Published online by Cambridge University Press: 24 February 2011
Where men are living and fighting in trying conditions, whether of terrain, climate or other circumstances, small grievances assume undue proportions, particularly when it may reasonably be thought that they could be removed. Even though a straw does not break a camel's back, it may profoundly irritate the animal, particularly if it thinks that its master cannot be bothered to remove it … therefore … action is called for on the lesser matters as urgently as it is on those of major importance.
(Inter-Service Committee Report on Morale, 1944–1945)As each type of terrain approaches its extreme it … tends to emphasize the personal resources of the ranks, down to the private soldier.
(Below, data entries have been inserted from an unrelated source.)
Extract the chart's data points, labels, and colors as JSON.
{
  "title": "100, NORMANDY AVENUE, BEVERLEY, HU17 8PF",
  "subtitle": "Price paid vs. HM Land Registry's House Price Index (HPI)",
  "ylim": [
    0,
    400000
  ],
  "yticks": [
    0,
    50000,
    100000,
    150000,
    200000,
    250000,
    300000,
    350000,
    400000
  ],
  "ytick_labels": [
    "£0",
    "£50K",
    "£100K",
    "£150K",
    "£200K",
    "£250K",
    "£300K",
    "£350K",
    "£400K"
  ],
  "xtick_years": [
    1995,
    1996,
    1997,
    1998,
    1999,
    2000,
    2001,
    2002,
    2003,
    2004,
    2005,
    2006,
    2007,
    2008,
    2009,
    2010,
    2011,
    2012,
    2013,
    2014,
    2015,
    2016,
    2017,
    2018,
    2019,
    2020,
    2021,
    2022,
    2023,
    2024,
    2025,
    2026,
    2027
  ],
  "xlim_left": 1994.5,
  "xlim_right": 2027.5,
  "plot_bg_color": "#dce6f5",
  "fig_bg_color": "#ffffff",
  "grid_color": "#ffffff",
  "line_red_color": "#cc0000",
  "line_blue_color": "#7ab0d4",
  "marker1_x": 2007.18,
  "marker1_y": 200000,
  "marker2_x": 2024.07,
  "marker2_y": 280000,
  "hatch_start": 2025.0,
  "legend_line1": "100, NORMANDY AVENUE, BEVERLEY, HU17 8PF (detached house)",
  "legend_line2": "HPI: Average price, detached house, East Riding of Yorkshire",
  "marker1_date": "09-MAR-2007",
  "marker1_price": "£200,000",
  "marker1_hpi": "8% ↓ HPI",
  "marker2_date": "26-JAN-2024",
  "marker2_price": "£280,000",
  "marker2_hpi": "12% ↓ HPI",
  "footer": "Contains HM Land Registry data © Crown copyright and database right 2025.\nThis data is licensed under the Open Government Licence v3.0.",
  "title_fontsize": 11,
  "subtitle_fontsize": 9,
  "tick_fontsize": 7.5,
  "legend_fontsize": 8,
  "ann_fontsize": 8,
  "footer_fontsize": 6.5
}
(Carl von Clausewitz, On War)The Second World War ‘was a truly global conflict’. Soldiers fought in climates and terrains as diverse and ‘alien’ as the jungles of Burma, the Russian steppe and the deserts of North Africa. One of the consequences of waging war in such inhospitable environments was that soldiers had to develop ways of living and fighting in the most trying of circumstances.
Literature on the North African campaign has generally acknowledged the difficulties of waging war in a desert many thousands of miles from the British, Commonwealth and Dominion homelands. The desert was a hostile environment that required armies to adapt to a tempo, style and character of warfare all of its own. Correlli Barnett referred to the desert war as ‘unique in history’.